After the VNIR acquisition, the samples were moved to the LIBS acquisition setup through the displacement platform. For the LIBS acquisition setup, a Q-switched Nd: YAG laser (Beamtech Optronics, Nimma-400; pulse duration: 8 ns; flattened Gaussian beam; Beamtech Optronics Co., Ltd., Beijing, China) operating at 532 nm, 1 Hz, and 130 mJ was used as the ablation source. The laser beam was reflected by a 45° mirror and focused by a quartz lens (focal length: 150 mm) onto the sample surface to generate plasmas. The plasma emission was collected by a collector and transmitted by fiber to a six-channel spectrometer (AvaSpec-ULS4096CL-EVO; spectral ranges: 196–874 nm; minimum gate width: 9 μs; Avantes B.V., Apeldoom, Netherlands). The gate delay and width were set to 2 μs, and 9 μs, respectively. A digital delay generator (LDG 3.0, Wuhan NRD Laser Engineering Co., Ltd., Wuhan, China) synchronized the laser and spectrograph. The experiment was conducted in the air atmosphere. For each pellet sample, 400 spectra were obtained and then averaged to 100 spectra to improve the stability of spectral intensity. Thus, 200 spectra for each proportion and 1200 spectra in total were obtained. Each LIBS spectrum had a dimension of 1 × 24,564.
5. Conclusions
Food adulteration identification is essential for protecting consumers’ interests, but no universal method has been widely adopted, especially in industrial scenarios.

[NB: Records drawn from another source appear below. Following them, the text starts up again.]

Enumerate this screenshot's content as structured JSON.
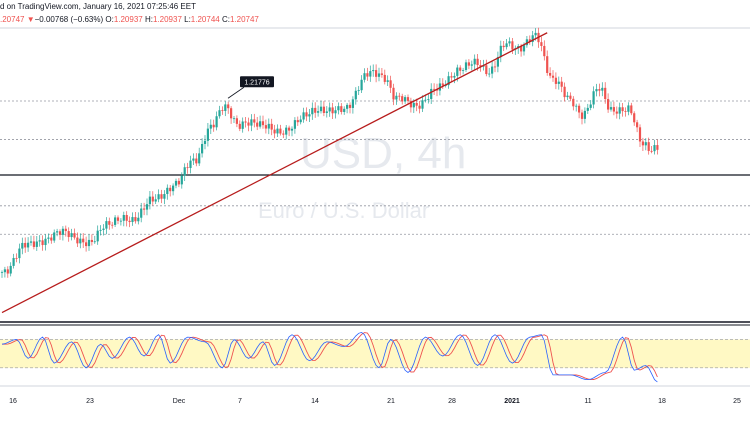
{
  "header": {
    "published": "d on TradingView.com, January 16, 2021 07:25:46 EET",
    "last_price": ".20747",
    "change_arrow": "▼",
    "change": "−0.00768 (−0.63%)",
    "open_label": "O:",
    "open_value": "1.20937",
    "high_label": "H:",
    "high_value": "1.20937",
    "low_label": "L:",
    "low_value": "1.20744",
    "close_label": "C:",
    "close_value": "1.20747"
  },
  "watermark": {
    "symbol_line": "USD, 4h",
    "description": "Euro / U.S. Dollar"
  },
  "colors": {
    "up": "#26a69a",
    "down": "#ef5350",
    "trendline": "#b71c1c",
    "stoch_k": "#2962ff",
    "stoch_d": "#ef5350",
    "stoch_band": "#fff9c4"
  },
  "chart_data": {
    "type": "candlestick",
    "interval": "4h",
    "x_tick_labels": [
      "16",
      "23",
      "Dec",
      "7",
      "14",
      "21",
      "28",
      "2021",
      "11",
      "18",
      "25"
    ],
    "price_anchors": [
      {
        "i": 0,
        "v": 1.1815
      },
      {
        "i": 8,
        "v": 1.187
      },
      {
        "i": 15,
        "v": 1.1885
      },
      {
        "i": 22,
        "v": 1.19
      },
      {
        "i": 30,
        "v": 1.1872
      },
      {
        "i": 36,
        "v": 1.192
      },
      {
        "i": 44,
        "v": 1.1925
      },
      {
        "i": 52,
        "v": 1.1965
      },
      {
        "i": 60,
        "v": 1.2002
      },
      {
        "i": 66,
        "v": 1.205
      },
      {
        "i": 72,
        "v": 1.212
      },
      {
        "i": 77,
        "v": 1.2165
      },
      {
        "i": 82,
        "v": 1.2125
      },
      {
        "i": 90,
        "v": 1.213
      },
      {
        "i": 96,
        "v": 1.2105
      },
      {
        "i": 104,
        "v": 1.2145
      },
      {
        "i": 112,
        "v": 1.216
      },
      {
        "i": 118,
        "v": 1.2155
      },
      {
        "i": 126,
        "v": 1.2235
      },
      {
        "i": 132,
        "v": 1.2225
      },
      {
        "i": 136,
        "v": 1.2185
      },
      {
        "i": 142,
        "v": 1.2165
      },
      {
        "i": 150,
        "v": 1.22
      },
      {
        "i": 158,
        "v": 1.2245
      },
      {
        "i": 164,
        "v": 1.2255
      },
      {
        "i": 168,
        "v": 1.224
      },
      {
        "i": 174,
        "v": 1.2295
      },
      {
        "i": 178,
        "v": 1.229
      },
      {
        "i": 184,
        "v": 1.231
      },
      {
        "i": 190,
        "v": 1.2225
      },
      {
        "i": 196,
        "v": 1.2175
      },
      {
        "i": 200,
        "v": 1.215
      },
      {
        "i": 206,
        "v": 1.22
      },
      {
        "i": 210,
        "v": 1.216
      },
      {
        "i": 216,
        "v": 1.2155
      },
      {
        "i": 221,
        "v": 1.209
      },
      {
        "i": 224,
        "v": 1.2075
      }
    ],
    "annotation": {
      "label": "1.21776",
      "price": 1.21776
    },
    "horizontal_levels": [
      1.2176,
      1.2095,
      1.1955,
      1.1895
    ],
    "trendline": {
      "from": {
        "i": 0,
        "v": 1.173
      },
      "to": {
        "i": 188,
        "v": 1.232
      }
    },
    "stochastic": {
      "k_anchors": [
        {
          "i": 0,
          "v": 70
        },
        {
          "i": 5,
          "v": 80
        },
        {
          "i": 9,
          "v": 40
        },
        {
          "i": 14,
          "v": 85
        },
        {
          "i": 18,
          "v": 30
        },
        {
          "i": 24,
          "v": 75
        },
        {
          "i": 29,
          "v": 20
        },
        {
          "i": 34,
          "v": 70
        },
        {
          "i": 38,
          "v": 40
        },
        {
          "i": 44,
          "v": 85
        },
        {
          "i": 49,
          "v": 45
        },
        {
          "i": 54,
          "v": 90
        },
        {
          "i": 58,
          "v": 30
        },
        {
          "i": 64,
          "v": 85
        },
        {
          "i": 70,
          "v": 75
        },
        {
          "i": 76,
          "v": 20
        },
        {
          "i": 80,
          "v": 80
        },
        {
          "i": 85,
          "v": 40
        },
        {
          "i": 90,
          "v": 75
        },
        {
          "i": 94,
          "v": 25
        },
        {
          "i": 100,
          "v": 90
        },
        {
          "i": 106,
          "v": 35
        },
        {
          "i": 112,
          "v": 75
        },
        {
          "i": 118,
          "v": 65
        },
        {
          "i": 124,
          "v": 95
        },
        {
          "i": 130,
          "v": 20
        },
        {
          "i": 134,
          "v": 80
        },
        {
          "i": 140,
          "v": 10
        },
        {
          "i": 146,
          "v": 85
        },
        {
          "i": 152,
          "v": 45
        },
        {
          "i": 158,
          "v": 90
        },
        {
          "i": 164,
          "v": 25
        },
        {
          "i": 170,
          "v": 90
        },
        {
          "i": 176,
          "v": 30
        },
        {
          "i": 182,
          "v": 85
        },
        {
          "i": 186,
          "v": 90
        },
        {
          "i": 190,
          "v": 5
        },
        {
          "i": 196,
          "v": 5
        },
        {
          "i": 202,
          "v": -5
        },
        {
          "i": 208,
          "v": 10
        },
        {
          "i": 214,
          "v": 85
        },
        {
          "i": 218,
          "v": 15
        },
        {
          "i": 222,
          "v": 25
        },
        {
          "i": 226,
          "v": -10
        }
      ],
      "upper_band": 80,
      "lower_band": 20
    }
  }
}
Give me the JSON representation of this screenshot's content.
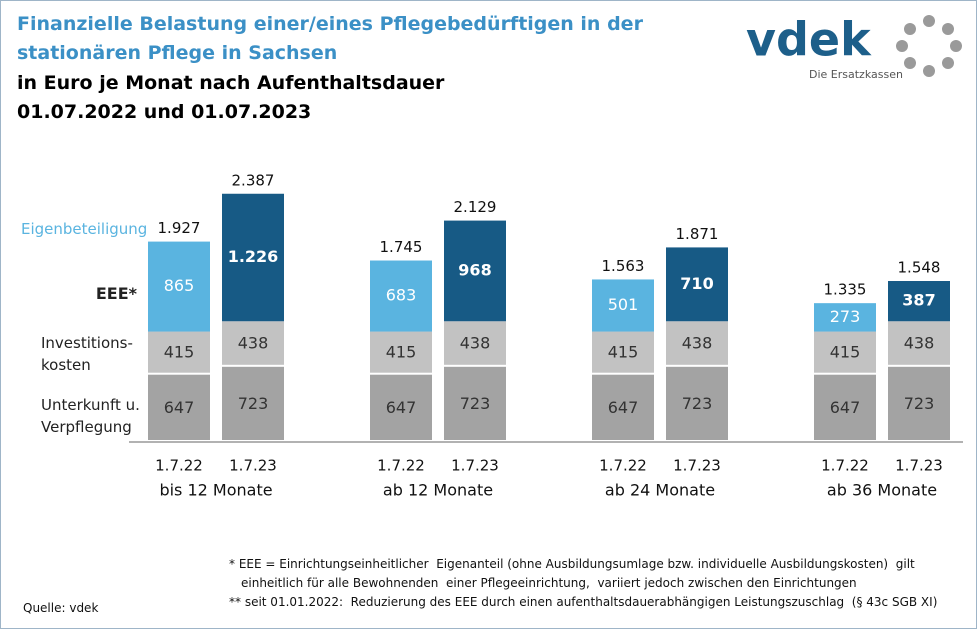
{
  "chart_data": {
    "type": "stacked_bar",
    "title": [
      "Finanzielle Belastung einer/eines Pflegebedürftigen in der",
      "stationären Pflege in Sachsen"
    ],
    "subtitle": [
      "in Euro je Monat nach Aufenthaltsdauer",
      "01.07.2022 und 01.07.2023"
    ],
    "logo": {
      "text": "vdek",
      "tagline": "Die Ersatzkassen"
    },
    "categories": [
      "1.7.22",
      "1.7.23",
      "1.7.22",
      "1.7.23",
      "1.7.22",
      "1.7.23",
      "1.7.22",
      "1.7.23"
    ],
    "groups": [
      "bis 12 Monate",
      "ab 12 Monate",
      "ab 24 Monate",
      "ab 36 Monate"
    ],
    "ylim": [
      0,
      2500
    ],
    "series": [
      {
        "name": "Unterkunft u.\nVerpflegung",
        "color": "#a3a3a3",
        "values": [
          647,
          723,
          647,
          723,
          647,
          723,
          647,
          723
        ]
      },
      {
        "name": "Investitions-\nkosten",
        "color": "#c2c2c2",
        "values": [
          415,
          438,
          415,
          438,
          415,
          438,
          415,
          438
        ]
      },
      {
        "name": "EEE*",
        "colors": [
          "#5ab4e0",
          "#175a85"
        ],
        "values": [
          865,
          1226,
          683,
          968,
          501,
          710,
          273,
          387
        ],
        "value_labels": [
          "865",
          "1.226",
          "683",
          "968",
          "501",
          "710",
          "273",
          "387"
        ]
      }
    ],
    "totals": {
      "name": "Eigenbeteiligung",
      "color": "#5ab4e0",
      "values": [
        1927,
        2387,
        1745,
        2129,
        1563,
        1871,
        1335,
        1548
      ],
      "value_labels": [
        "1.927",
        "2.387",
        "1.745",
        "2.129",
        "1.563",
        "1.871",
        "1.335",
        "1.548"
      ]
    },
    "footnotes": [
      "* EEE = Einrichtungseinheitlicher  Eigenanteil (ohne Ausbildungsumlage bzw. individuelle Ausbildungskosten)  gilt",
      "einheitlich für alle Bewohnenden  einer Pflegeeinrichtung,  variiert jedoch zwischen den Einrichtungen",
      "** seit 01.01.2022:  Reduzierung des EEE durch einen aufenthaltsdauerabhängigen Leistungszuschlag  (§ 43c SGB XI)"
    ],
    "source": "Quelle: vdek"
  }
}
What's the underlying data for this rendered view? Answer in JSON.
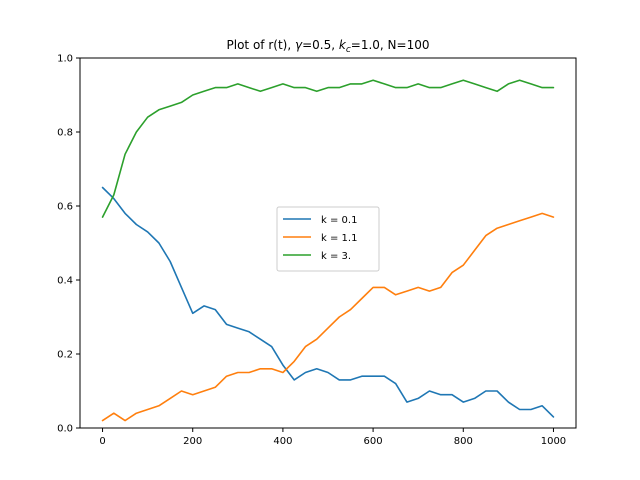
{
  "chart_data": {
    "type": "line",
    "title": {
      "prefix": "Plot of r(t), ",
      "gamma_symbol": "γ",
      "gamma_value": "=0.5, ",
      "k_symbol": "k",
      "k_subscript": "c",
      "k_value": "=1.0, N=100"
    },
    "xlabel": "",
    "ylabel": "",
    "xlim": [
      -50,
      1050
    ],
    "ylim": [
      0.0,
      1.0
    ],
    "xticks": [
      0,
      200,
      400,
      600,
      800,
      1000
    ],
    "yticks": [
      0.0,
      0.2,
      0.4,
      0.6,
      0.8,
      1.0
    ],
    "xtick_labels": [
      "0",
      "200",
      "400",
      "600",
      "800",
      "1000"
    ],
    "ytick_labels": [
      "0.0",
      "0.2",
      "0.4",
      "0.6",
      "0.8",
      "1.0"
    ],
    "grid": false,
    "legend_placement": "center",
    "legend_entries": [
      "k = 0.1",
      "k = 1.1",
      "k = 3."
    ],
    "series": [
      {
        "name": "k = 0.1",
        "color": "#1f77b4",
        "x": [
          0,
          25,
          50,
          75,
          100,
          125,
          150,
          175,
          200,
          225,
          250,
          275,
          300,
          325,
          350,
          375,
          400,
          425,
          450,
          475,
          500,
          525,
          550,
          575,
          600,
          625,
          650,
          675,
          700,
          725,
          750,
          775,
          800,
          825,
          850,
          875,
          900,
          925,
          950,
          975,
          1000
        ],
        "y": [
          0.65,
          0.62,
          0.58,
          0.55,
          0.53,
          0.5,
          0.45,
          0.38,
          0.31,
          0.33,
          0.32,
          0.28,
          0.27,
          0.26,
          0.24,
          0.22,
          0.17,
          0.13,
          0.15,
          0.16,
          0.15,
          0.13,
          0.13,
          0.14,
          0.14,
          0.14,
          0.12,
          0.07,
          0.08,
          0.1,
          0.09,
          0.09,
          0.07,
          0.08,
          0.1,
          0.1,
          0.07,
          0.05,
          0.05,
          0.06,
          0.03
        ]
      },
      {
        "name": "k = 1.1",
        "color": "#ff7f0e",
        "x": [
          0,
          25,
          50,
          75,
          100,
          125,
          150,
          175,
          200,
          225,
          250,
          275,
          300,
          325,
          350,
          375,
          400,
          425,
          450,
          475,
          500,
          525,
          550,
          575,
          600,
          625,
          650,
          675,
          700,
          725,
          750,
          775,
          800,
          825,
          850,
          875,
          900,
          925,
          950,
          975,
          1000
        ],
        "y": [
          0.02,
          0.04,
          0.02,
          0.04,
          0.05,
          0.06,
          0.08,
          0.1,
          0.09,
          0.1,
          0.11,
          0.14,
          0.15,
          0.15,
          0.16,
          0.16,
          0.15,
          0.18,
          0.22,
          0.24,
          0.27,
          0.3,
          0.32,
          0.35,
          0.38,
          0.38,
          0.36,
          0.37,
          0.38,
          0.37,
          0.38,
          0.42,
          0.44,
          0.48,
          0.52,
          0.54,
          0.55,
          0.56,
          0.57,
          0.58,
          0.57
        ]
      },
      {
        "name": "k = 3.",
        "color": "#2ca02c",
        "x": [
          0,
          25,
          50,
          75,
          100,
          125,
          150,
          175,
          200,
          225,
          250,
          275,
          300,
          325,
          350,
          375,
          400,
          425,
          450,
          475,
          500,
          525,
          550,
          575,
          600,
          625,
          650,
          675,
          700,
          725,
          750,
          775,
          800,
          825,
          850,
          875,
          900,
          925,
          950,
          975,
          1000
        ],
        "y": [
          0.57,
          0.63,
          0.74,
          0.8,
          0.84,
          0.86,
          0.87,
          0.88,
          0.9,
          0.91,
          0.92,
          0.92,
          0.93,
          0.92,
          0.91,
          0.92,
          0.93,
          0.92,
          0.92,
          0.91,
          0.92,
          0.92,
          0.93,
          0.93,
          0.94,
          0.93,
          0.92,
          0.92,
          0.93,
          0.92,
          0.92,
          0.93,
          0.94,
          0.93,
          0.92,
          0.91,
          0.93,
          0.94,
          0.93,
          0.92,
          0.92
        ]
      }
    ]
  }
}
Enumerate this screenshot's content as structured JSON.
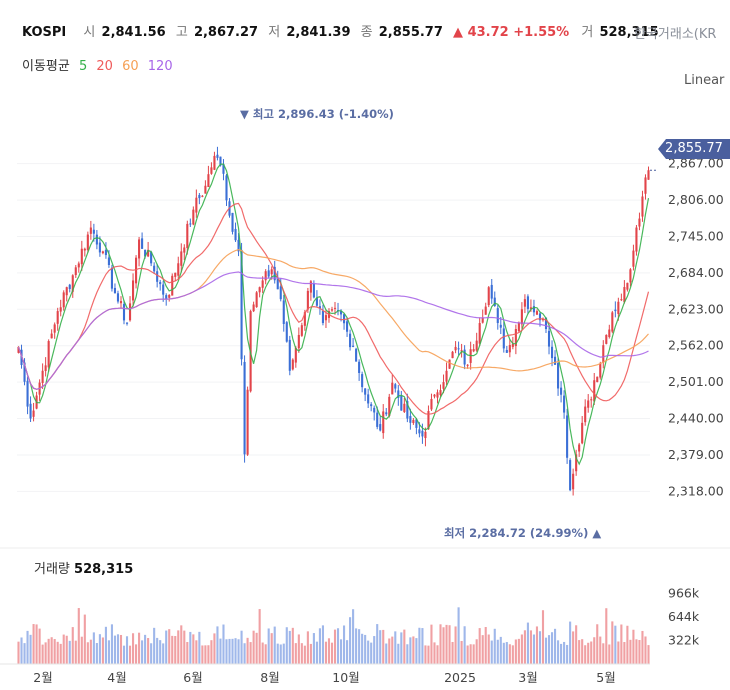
{
  "header": {
    "symbol": "KOSPI",
    "open_label": "시",
    "open": "2,841.56",
    "high_label": "고",
    "high": "2,867.27",
    "low_label": "저",
    "low": "2,841.39",
    "close_label": "종",
    "close": "2,855.77",
    "change": "▲ 43.72 +1.55%",
    "volume_label": "거",
    "volume": "528,315",
    "exchange": "한국거래소(KR"
  },
  "ma_legend": {
    "title": "이동평균",
    "periods": [
      "5",
      "20",
      "60",
      "120"
    ],
    "colors": [
      "#35b04a",
      "#ef5b5b",
      "#f6a055",
      "#a866e8"
    ]
  },
  "scale_mode": "Linear",
  "current_price_tag": "2,855.77",
  "high_marker": "▼ 최고 2,896.43 (-1.40%)",
  "low_marker": "최저 2,284.72 (24.99%) ▲",
  "volume_panel": {
    "label": "거래량",
    "value": "528,315"
  },
  "colors": {
    "up": "#e2444a",
    "down": "#3b6fd6",
    "vol_up": "#f0a0a3",
    "vol_down": "#9fb7ea"
  },
  "chart_data": {
    "type": "candlestick",
    "x_ticks": [
      "2월",
      "4월",
      "6월",
      "8월",
      "10월",
      "2025",
      "3월",
      "5월"
    ],
    "y_ticks": [
      2318,
      2379,
      2440,
      2501,
      2562,
      2623,
      2684,
      2745,
      2806,
      2867
    ],
    "y_tick_labels": [
      "2,318.00",
      "2,379.00",
      "2,440.00",
      "2,501.00",
      "2,562.00",
      "2,623.00",
      "2,684.00",
      "2,745.00",
      "2,806.00",
      "2,867.00"
    ],
    "ylim": [
      2270,
      2910
    ],
    "volume_ticks": [
      322,
      644,
      966
    ],
    "volume_tick_labels": [
      "322k",
      "644k",
      "966k"
    ],
    "volume_ylim": [
      0,
      1150
    ],
    "anchors": [
      [
        0,
        2560
      ],
      [
        4,
        2440
      ],
      [
        8,
        2520
      ],
      [
        13,
        2620
      ],
      [
        18,
        2680
      ],
      [
        24,
        2760
      ],
      [
        28,
        2720
      ],
      [
        32,
        2650
      ],
      [
        36,
        2600
      ],
      [
        40,
        2740
      ],
      [
        44,
        2700
      ],
      [
        49,
        2640
      ],
      [
        54,
        2720
      ],
      [
        58,
        2790
      ],
      [
        62,
        2830
      ],
      [
        65,
        2880
      ],
      [
        68,
        2850
      ],
      [
        70,
        2780
      ],
      [
        73,
        2720
      ],
      [
        75,
        2380
      ],
      [
        77,
        2620
      ],
      [
        80,
        2660
      ],
      [
        84,
        2690
      ],
      [
        87,
        2640
      ],
      [
        90,
        2520
      ],
      [
        93,
        2580
      ],
      [
        97,
        2670
      ],
      [
        101,
        2600
      ],
      [
        106,
        2620
      ],
      [
        111,
        2560
      ],
      [
        115,
        2480
      ],
      [
        120,
        2420
      ],
      [
        124,
        2500
      ],
      [
        129,
        2440
      ],
      [
        134,
        2410
      ],
      [
        138,
        2480
      ],
      [
        142,
        2520
      ],
      [
        145,
        2560
      ],
      [
        149,
        2530
      ],
      [
        153,
        2600
      ],
      [
        156,
        2660
      ],
      [
        159,
        2600
      ],
      [
        162,
        2550
      ],
      [
        165,
        2590
      ],
      [
        168,
        2640
      ],
      [
        172,
        2620
      ],
      [
        175,
        2590
      ],
      [
        178,
        2530
      ],
      [
        181,
        2450
      ],
      [
        183,
        2320
      ],
      [
        185,
        2380
      ],
      [
        188,
        2460
      ],
      [
        192,
        2510
      ],
      [
        195,
        2580
      ],
      [
        198,
        2620
      ],
      [
        200,
        2640
      ],
      [
        203,
        2690
      ],
      [
        205,
        2760
      ],
      [
        207,
        2812
      ],
      [
        209,
        2856
      ]
    ]
  }
}
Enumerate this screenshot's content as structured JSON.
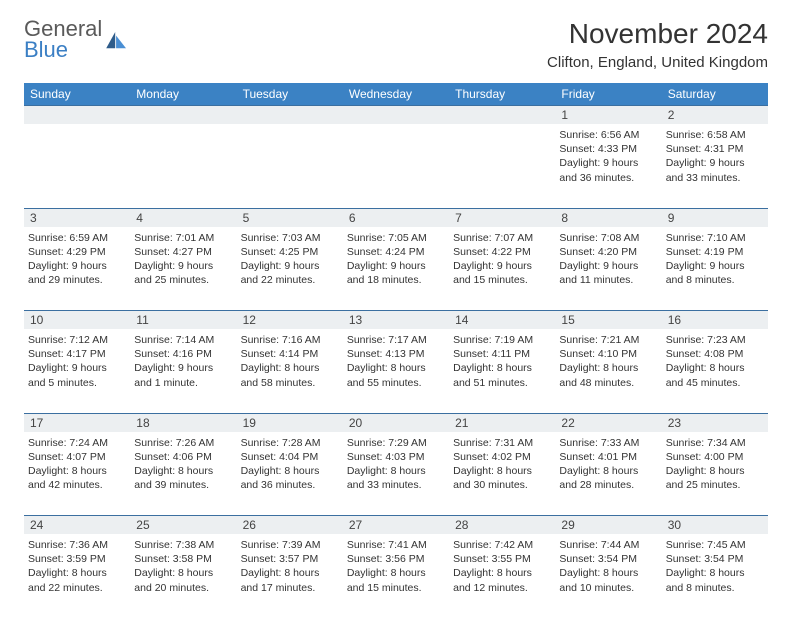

This study presented a novel deep learning framework, LIBS-VNIR fusion based on a deep learning network (LVDLNet), for identifying adulterated Polygonati Rhizoma (PR). In the LVDLNet model, an interval point standardization strategy in LIBS and a refined peak and trough focus in VNIR data processing improved signal clarity and extraction efficiency. By integrating LIBS elemental information with VNIR molecular information, we enhanced the accuracy of authentication. The LVDLNet model achieved good results, with the accuracy (Acc), macro-F measure (Mac_F), macro-precision (Mac_P), and macro-recall (Mac_R) being 98.75%, 98.50%, 98.78%, and 98.75%, respectively. It significantly enhanced the classification evaluation metrics, increasing them from approximately 87% for LIBS and 93% for VNIR to over 98%. Additionally, tests on various adulterated source samples further confirmed the efficacy of the LVDLNet model, with all four classification metrics improved from about 87% for LIBS and 86% for VNIR to above 96%. In addition, this work confirmed the classification effect of the proposed method from different feature inputs and conventional machine learning models. All in all, this study presented a pioneering deep learning framework that synergizes LIBS and VNIR to effectively detect adulterated PR, offering a novel perspective and methodology for identifying food adulteration. Future work can apply this deep learning framework to a wider range of samples, including more different origins and different types of foods, which may be affected by adulteration.